Metadata-Version: 2.2
Name: gh-tokens-loader
Version: 0.1.2
Summary: Simply utility library for loading GitHub tokens from a YAML file to be used for large-scale mining from the GitHub API.
Author-email: Eva Maxfield Brown <evamaxfieldbrown@gmail.com>
License: MPLv2
Project-URL: Homepage, https://github.com/evamaxfield/gh-tokens-loader
Project-URL: Bug Tracker, https://github.com/evamaxfield/gh-tokens-loader/issues
Project-URL: Documentation, https://evamaxfield.github.io/gh-tokens-loader
Project-URL: User Support, https://github.com/evamaxfield/gh-tokens-loader/issues
Classifier: Development Status :: 4 - Beta
Classifier: Natural Language :: English
Classifier: Programming Language :: Python :: 3.10
Classifier: Programming Language :: Python :: 3.11
Classifier: Programming Language :: Python :: 3.12
Classifier: Programming Language :: Python :: 3.13
Requires-Python: >=3.10
Description-Content-Type: text/markdown
License-File: LICENSE
Requires-Dist: msgspec<1,>=0.13
Requires-Dist: PyYAML<7,>=6
Provides-Extra: dev
Requires-Dist: ipython; extra == "dev"
Requires-Dist: jupyterlab; extra == "dev"
Provides-Extra: lint
Requires-Dist: pre-commit>=2.20.0; extra == "lint"
Provides-Extra: test
Requires-Dist: pytest<9,>=8; extra == "test"

# GitHub Tokens Loader

A simple utility library to load GitHub tokens from a structured file which helps track who the token is linked to and when it expires.

## Usage

### GitHub Tokens File

To use this library, create a file with the following structure:

```yaml
tokens:
  jane:
    token: "github_pat_56..."
    expiration_date: null
  john:
    token: "github_pat_41..."
    expiration_date: "2026-02-13"
  bob:
    token: "ghp_VeaD3..."
    expiration_date: null
  sally:
    token: "ghp_VVv5E..."
    expiration_date: "2023-02-13"
```

Each token has a short name (generally who or what it is linked to), the token itself, and an optional expiration date.

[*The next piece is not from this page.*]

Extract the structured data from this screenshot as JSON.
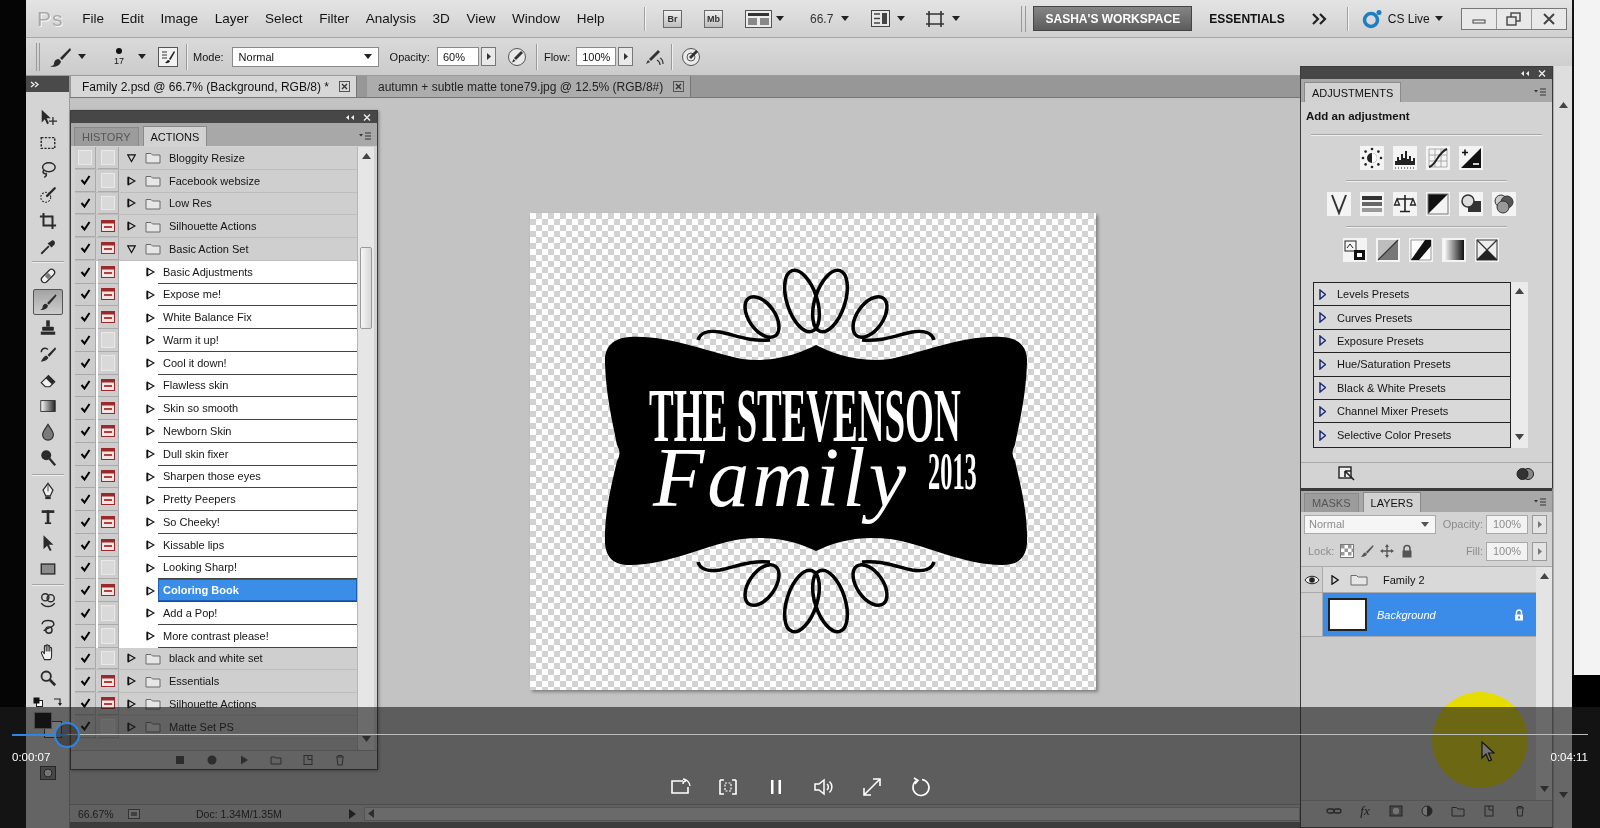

The expiration date should be in the format `YYYY-MM-DD`.

⚠️⚠️ **Important:** Do not share this file with anyone else. Keep it secure and private. It is recommended to add the filename to your `.gitignore` as well. ⚠️⚠️

### Loading Tokens

To load the tokens from the file, use the following code:

```python
from gh_tokens_loader import load_github_tokens

tokens = load_github_tokens("path/to/tokens.yaml")
```

This will return only the tokens that are valid (i.e., not expired).

## Why

I am a researcher who spends a lot of time mining the GitHub API for data about scientific software. Due to the rate limits on the GitHub API, my research collaborators and I will commonly pool our tokens. I found myself copy pasting some form of this code around to different projects and decided to make it a library.

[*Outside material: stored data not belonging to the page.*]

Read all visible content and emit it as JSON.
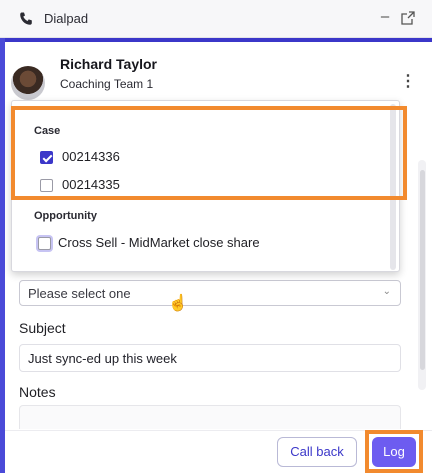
{
  "window": {
    "title": "Dialpad",
    "icons": {
      "phone": "phone-icon",
      "minimize": "minimize-icon",
      "popout": "popout-icon"
    }
  },
  "contact": {
    "name": "Richard Taylor",
    "team": "Coaching Team 1",
    "menu_icon": "more-vertical-icon"
  },
  "dropdown": {
    "groups": [
      {
        "label": "Case",
        "options": [
          {
            "label": "00214336",
            "checked": true
          },
          {
            "label": "00214335",
            "checked": false
          }
        ]
      },
      {
        "label": "Opportunity",
        "options": [
          {
            "label": "Cross Sell - MidMarket close share",
            "checked": false
          }
        ]
      }
    ]
  },
  "form": {
    "select_placeholder": "Please select one",
    "subject_label": "Subject",
    "subject_value": "Just sync-ed up this week",
    "notes_label": "Notes"
  },
  "footer": {
    "callback_label": "Call back",
    "log_label": "Log"
  },
  "colors": {
    "accent": "#3b37c9",
    "log_button": "#6d5cf0",
    "highlight": "#f28a2e"
  }
}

In my own usage, I generally use the `GitHubTokensCycler` that is also builtin to the library:

```python
import time
from concurrent.futures import ThreadPoolExecutor

from gh_tokens_loader import GitHubTokensCycler

# Load tokens
gh_tokens_cycler = GitHubTokensCycler("path/to/tokens.yaml")

# Imagine some function that uses the GitHub API
def get_repo_data(repo: str, gh_token: str) -> dict:
    # Important to sleep to avoid rate limits
    time.sleep(1)

    # Use the token to get data from the GitHub API
    # ...
    # Return the data
    return {"some": "data"}

# Imagine some list of repos
repos = ["repo1", "repo2", "repo3", "..."]

# Thread with cycling tokens
with ThreadPoolExecutor(max_workers=len(gh_tokens_cycler)) as exe:
    results = list(exe.map(
        get_repo_data,
        repos,
        [next(gh_tokens_cycler) for _ in range(len(repos))],
    ))

# Do something with the results
# ...
```

The `GitHubTokensCycler` will occasionally also refresh it's internal set of tokens to only include valid tokens.

## License

This project is licensed under the Mozilla Public License 2.0 - see the [LICENSE](LICENSE) file for details.